Each partner plans to input into the project based on their specialities. The Toronto based Copperhead currently make a hardened open-source Android based on AOSP, called CopperheadOS. It is currently available for a selection of newer Nexus devices and offers the following features:
- Protection from zero-days: Prevents many vulnerabilities and makes exploits harder.
- Hardened C standard library and compiler toolchain: Catches memory corruption and integer overflows.
- Hardened kernel with an unofficial port of PaX: Kernel self-protection and high quality ASLR.

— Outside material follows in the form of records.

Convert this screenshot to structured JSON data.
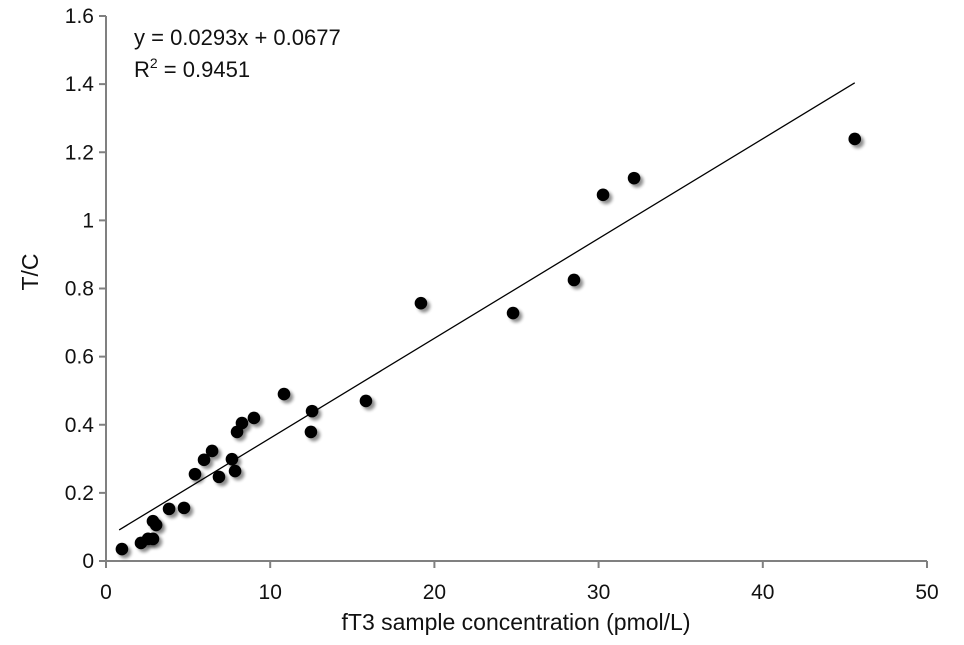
{
  "chart_data": {
    "type": "scatter",
    "title": "",
    "xlabel": "fT3 sample concentration (pmol/L)",
    "ylabel": "T/C",
    "xlim": [
      0,
      50
    ],
    "ylim": [
      0,
      1.6
    ],
    "xticks": [
      "0",
      "10",
      "20",
      "30",
      "40",
      "50"
    ],
    "yticks": [
      "0",
      "0.2",
      "0.4",
      "0.6",
      "0.8",
      "1",
      "1.2",
      "1.4",
      "1.6"
    ],
    "grid": false,
    "legend": "none",
    "points": [
      [
        0.97,
        0.035
      ],
      [
        2.13,
        0.053
      ],
      [
        2.56,
        0.065
      ],
      [
        2.86,
        0.065
      ],
      [
        2.86,
        0.117
      ],
      [
        3.05,
        0.106
      ],
      [
        3.84,
        0.153
      ],
      [
        4.75,
        0.156
      ],
      [
        5.42,
        0.255
      ],
      [
        5.97,
        0.297
      ],
      [
        6.46,
        0.323
      ],
      [
        6.88,
        0.247
      ],
      [
        7.67,
        0.299
      ],
      [
        7.86,
        0.264
      ],
      [
        7.98,
        0.379
      ],
      [
        8.28,
        0.405
      ],
      [
        9.01,
        0.42
      ],
      [
        10.84,
        0.49
      ],
      [
        12.48,
        0.379
      ],
      [
        12.55,
        0.44
      ],
      [
        15.83,
        0.47
      ],
      [
        19.18,
        0.757
      ],
      [
        24.79,
        0.728
      ],
      [
        28.5,
        0.825
      ],
      [
        30.27,
        1.075
      ],
      [
        32.16,
        1.124
      ],
      [
        45.6,
        1.239
      ]
    ],
    "trendline": {
      "slope": 0.0293,
      "intercept": 0.0677,
      "x_range": [
        0.8,
        45.6
      ]
    },
    "annotations": {
      "equation": "y = 0.0293x + 0.0677",
      "r2_prefix": "R",
      "r2_sup": "2",
      "r2_value": " = 0.9451"
    },
    "colors": {
      "points": "#000000",
      "axis": "#808080",
      "trendline": "#000000"
    }
  }
}
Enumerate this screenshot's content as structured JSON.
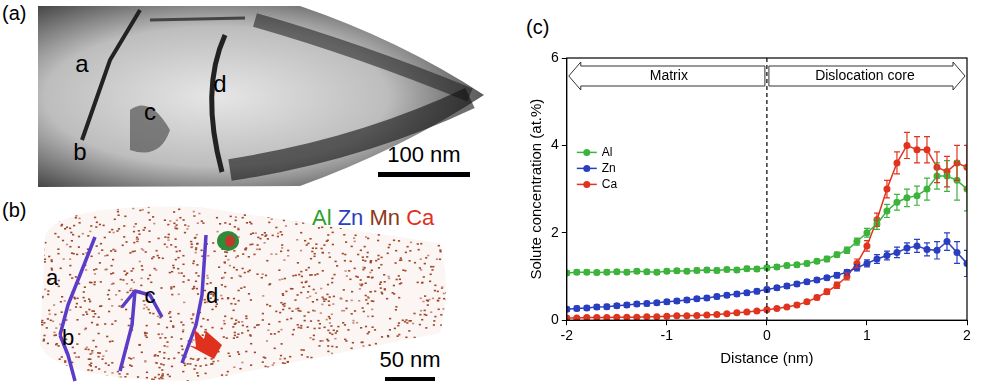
{
  "panels": [
    {
      "label": "(a)",
      "markers": [
        "a",
        "b",
        "c",
        "d"
      ],
      "scale_bar": "100 nm"
    },
    {
      "label": "(b)",
      "markers": [
        "a",
        "b",
        "c",
        "d"
      ],
      "elements": [
        {
          "name": "Al",
          "color": "#2ca02c"
        },
        {
          "name": "Zn",
          "color": "#2a3fbf"
        },
        {
          "name": "Mn",
          "color": "#8b3a1a"
        },
        {
          "name": "Ca",
          "color": "#e0301e"
        }
      ],
      "scale_bar": "50 nm"
    }
  ],
  "chart_data": {
    "panel_label": "(c)",
    "type": "line",
    "x_label": "Distance (nm)",
    "y_label": "Solute concentration (at.%)",
    "x": [
      -2.0,
      -1.9,
      -1.8,
      -1.7,
      -1.6,
      -1.5,
      -1.4,
      -1.3,
      -1.2,
      -1.1,
      -1.0,
      -0.9,
      -0.8,
      -0.7,
      -0.6,
      -0.5,
      -0.4,
      -0.3,
      -0.2,
      -0.1,
      0.0,
      0.1,
      0.2,
      0.3,
      0.4,
      0.5,
      0.6,
      0.7,
      0.8,
      0.9,
      1.0,
      1.1,
      1.2,
      1.3,
      1.4,
      1.5,
      1.6,
      1.7,
      1.8,
      1.9,
      2.0
    ],
    "series": [
      {
        "name": "Al",
        "color": "#3cb43c",
        "values": [
          1.08,
          1.1,
          1.1,
          1.09,
          1.1,
          1.11,
          1.1,
          1.12,
          1.11,
          1.1,
          1.12,
          1.13,
          1.12,
          1.14,
          1.15,
          1.14,
          1.16,
          1.15,
          1.18,
          1.17,
          1.2,
          1.22,
          1.25,
          1.27,
          1.3,
          1.35,
          1.4,
          1.5,
          1.6,
          1.8,
          2.0,
          2.2,
          2.5,
          2.7,
          2.8,
          2.85,
          3.0,
          3.3,
          3.3,
          3.2,
          3.0
        ],
        "errors": [
          0.05,
          0.05,
          0.05,
          0.05,
          0.05,
          0.05,
          0.05,
          0.05,
          0.05,
          0.05,
          0.05,
          0.05,
          0.05,
          0.05,
          0.05,
          0.05,
          0.05,
          0.05,
          0.05,
          0.05,
          0.05,
          0.05,
          0.05,
          0.05,
          0.05,
          0.05,
          0.06,
          0.06,
          0.07,
          0.08,
          0.1,
          0.12,
          0.15,
          0.18,
          0.2,
          0.22,
          0.25,
          0.3,
          0.35,
          0.45,
          0.5
        ]
      },
      {
        "name": "Zn",
        "color": "#2a3fbf",
        "values": [
          0.25,
          0.27,
          0.28,
          0.3,
          0.31,
          0.33,
          0.35,
          0.37,
          0.38,
          0.4,
          0.42,
          0.44,
          0.46,
          0.49,
          0.51,
          0.54,
          0.57,
          0.6,
          0.63,
          0.66,
          0.7,
          0.74,
          0.78,
          0.83,
          0.88,
          0.92,
          0.97,
          1.03,
          1.1,
          1.2,
          1.3,
          1.4,
          1.48,
          1.55,
          1.65,
          1.7,
          1.62,
          1.6,
          1.8,
          1.55,
          1.3
        ],
        "errors": [
          0.05,
          0.05,
          0.05,
          0.05,
          0.05,
          0.05,
          0.05,
          0.05,
          0.05,
          0.05,
          0.05,
          0.05,
          0.05,
          0.05,
          0.05,
          0.05,
          0.05,
          0.05,
          0.05,
          0.05,
          0.05,
          0.05,
          0.05,
          0.05,
          0.05,
          0.05,
          0.05,
          0.06,
          0.06,
          0.07,
          0.08,
          0.1,
          0.1,
          0.12,
          0.12,
          0.15,
          0.15,
          0.2,
          0.2,
          0.25,
          0.3
        ]
      },
      {
        "name": "Ca",
        "color": "#e0341f",
        "values": [
          0.05,
          0.05,
          0.06,
          0.06,
          0.06,
          0.07,
          0.07,
          0.07,
          0.08,
          0.08,
          0.09,
          0.1,
          0.1,
          0.11,
          0.12,
          0.13,
          0.15,
          0.17,
          0.19,
          0.21,
          0.24,
          0.27,
          0.3,
          0.35,
          0.42,
          0.52,
          0.65,
          0.8,
          1.0,
          1.3,
          1.7,
          2.3,
          3.0,
          3.6,
          4.0,
          3.9,
          3.9,
          3.5,
          3.4,
          3.6,
          3.5
        ],
        "errors": [
          0.03,
          0.03,
          0.03,
          0.03,
          0.03,
          0.03,
          0.03,
          0.03,
          0.03,
          0.03,
          0.03,
          0.03,
          0.03,
          0.03,
          0.03,
          0.03,
          0.03,
          0.03,
          0.03,
          0.03,
          0.03,
          0.03,
          0.03,
          0.04,
          0.04,
          0.05,
          0.06,
          0.07,
          0.08,
          0.1,
          0.12,
          0.15,
          0.2,
          0.25,
          0.3,
          0.3,
          0.3,
          0.35,
          0.35,
          0.4,
          0.5
        ]
      }
    ],
    "xlim": [
      -2,
      2
    ],
    "xticks": [
      -2,
      -1,
      0,
      1,
      2
    ],
    "ylim": [
      0,
      6
    ],
    "yticks": [
      0,
      2,
      4,
      6
    ],
    "grid": false,
    "legend": "upper left",
    "marker": "circle",
    "vline": 0,
    "annotations": [
      "Matrix",
      "Dislocation core"
    ]
  }
}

- Stronger sandboxing and isolation for apps & services: Stricter SELinux policies, seccomp-bpf and more.
- Backported security features and quicker patching: Benefiting from upstream changes long before stock.
- Firewall & network hardening: Along with improvements like MAC randomisation.
- Open-source and free of proprietary services: Google integration is entirely optional.
- Security-centric user experience changes: Better defaults, separate lockscreen/encryption passwords.
Atop CopperheadOS, the open source F-Droid app catalogue allows users to search through hundreds of apps whilst alerting users to tracking performed by apps and giving quick links to each app"s source code. The last group of the partnership, Guardian Project, has been hard at work over the last few years building apps for enhancing privacy, including:
- Orbot, Tor for Android.
- ChatSecure, supports off-the-record messaging.
- ObscuraCam, a secure camera app that can obscure, encrypt and destroy pixels within an image.
Going forward the groups hope to expand the effort to include other mobile OS teams, app developers and perhaps even hardware developers, that too, want to develop the state of the privacy and security of mobile computing.